Mailgun recently disclosed that an attacker gained access to a staff account. The details are a little muddy, but I think this is what happened:
- An attacker gained staff access to Mailgun.
- They used it to attack Reddit. (See this reddit thread.)
- Specifically, they compromised password reset email for /r/btc mods or the /u/tippr Bitcoin Cash bot or some other BTC/BCH-related sort of thing?
Details are pretty light, but I think this doesn't reflect well on Mailgun, since the lack of detail about how the attacker gained access implies internal controls are poor (i.e., the attacker might have just guessed a password). Mailgun's Security Privacy document suggests that they probably just give everyone full access to everything and only require a password ("using an assigned user name and password"), not MFA.
We currently use Mailgun for mail delivery in the Phacility cluster, as we disclose in our Data Use Policy. We also claim:
We will discontinue use of a service provider if we believe their policies are at odds with our own.
I wrote Mailgun this mean email:
I have a few questions about Mailgun's security policies as described in this document:
The document states:
"Mailgun will restrict the use of administrative access codes for customer accounts to its employees and other agents who need the access codes for the purpose of providing the Services. ... Mailgun personnel who use access codes shall be required to log on using an assigned user name and password."

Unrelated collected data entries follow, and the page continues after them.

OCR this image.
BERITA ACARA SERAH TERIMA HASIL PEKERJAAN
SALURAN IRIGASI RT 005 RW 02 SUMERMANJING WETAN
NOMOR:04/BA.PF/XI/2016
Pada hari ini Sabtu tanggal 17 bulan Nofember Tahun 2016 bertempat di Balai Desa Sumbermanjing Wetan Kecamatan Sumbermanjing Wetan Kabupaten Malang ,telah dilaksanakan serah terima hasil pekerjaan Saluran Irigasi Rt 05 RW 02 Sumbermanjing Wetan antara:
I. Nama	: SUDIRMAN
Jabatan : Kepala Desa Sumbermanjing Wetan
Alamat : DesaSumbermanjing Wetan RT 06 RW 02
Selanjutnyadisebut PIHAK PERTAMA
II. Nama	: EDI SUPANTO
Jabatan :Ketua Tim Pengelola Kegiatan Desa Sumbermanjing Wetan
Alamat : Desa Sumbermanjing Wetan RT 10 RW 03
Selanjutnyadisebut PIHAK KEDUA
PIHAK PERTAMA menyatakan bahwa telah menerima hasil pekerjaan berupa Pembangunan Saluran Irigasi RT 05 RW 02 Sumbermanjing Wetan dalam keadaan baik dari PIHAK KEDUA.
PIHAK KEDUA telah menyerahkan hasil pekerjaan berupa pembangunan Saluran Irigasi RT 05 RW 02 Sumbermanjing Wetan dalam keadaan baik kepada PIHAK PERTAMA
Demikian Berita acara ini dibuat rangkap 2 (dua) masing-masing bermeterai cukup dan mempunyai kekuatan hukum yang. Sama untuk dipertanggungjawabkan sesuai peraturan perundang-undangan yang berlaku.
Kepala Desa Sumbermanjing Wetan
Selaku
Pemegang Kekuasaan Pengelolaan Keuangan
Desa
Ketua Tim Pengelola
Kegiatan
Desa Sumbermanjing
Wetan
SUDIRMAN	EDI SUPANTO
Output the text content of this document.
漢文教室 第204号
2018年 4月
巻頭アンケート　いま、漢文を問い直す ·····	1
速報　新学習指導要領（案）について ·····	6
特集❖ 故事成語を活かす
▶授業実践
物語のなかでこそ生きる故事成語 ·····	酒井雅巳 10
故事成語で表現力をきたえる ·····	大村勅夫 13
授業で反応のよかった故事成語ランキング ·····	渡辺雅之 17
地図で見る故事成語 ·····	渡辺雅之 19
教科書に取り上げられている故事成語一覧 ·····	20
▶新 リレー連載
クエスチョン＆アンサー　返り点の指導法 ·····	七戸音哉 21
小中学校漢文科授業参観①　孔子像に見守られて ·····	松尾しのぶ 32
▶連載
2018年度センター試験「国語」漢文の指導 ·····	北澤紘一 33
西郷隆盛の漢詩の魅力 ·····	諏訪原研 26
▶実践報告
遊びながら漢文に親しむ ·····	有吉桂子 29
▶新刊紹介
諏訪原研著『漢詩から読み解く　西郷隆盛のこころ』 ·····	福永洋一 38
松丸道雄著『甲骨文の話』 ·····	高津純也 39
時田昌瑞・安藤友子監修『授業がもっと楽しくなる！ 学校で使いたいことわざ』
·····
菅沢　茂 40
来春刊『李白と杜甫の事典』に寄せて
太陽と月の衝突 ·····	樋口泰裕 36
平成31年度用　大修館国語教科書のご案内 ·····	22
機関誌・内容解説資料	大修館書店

Can you provide more information about how restrictive the internal access control was prior to late December, and how restrictive it is now? For example, did essentially all technical staff have access to the content of customer email circa December 25th? Do they still? Put another way: was this control meaningful, or did Mailgun implement policy and technical controls in such a way that essentially all technical staff "need" access to customer API keys to provide the service? Has the implementation of this control changed?
Does the second section quoted above mean that Mailgun did not require staff use MFA to access customer data prior to late December? Is Mailgun's policy still that a username and password (without additional controls like MFA) are sufficient for staff to access customer data?
That said, all the other outbound mail providers we've tried have also had major problems, and Mailgun may still be our least bad option. I don't think this incident is especially damning, the writeup just makes it sound extremely foreseeable.
(I'm slightly sympathetic to Mailgun here because I suspect most customers for these services are delivering enormous volumes of marketing mail, not small volumes of transactional mail, and Mailgun's support workload is probably dominated by customers doing mail marketing with very different expectations from customers delivering transactional/account email.)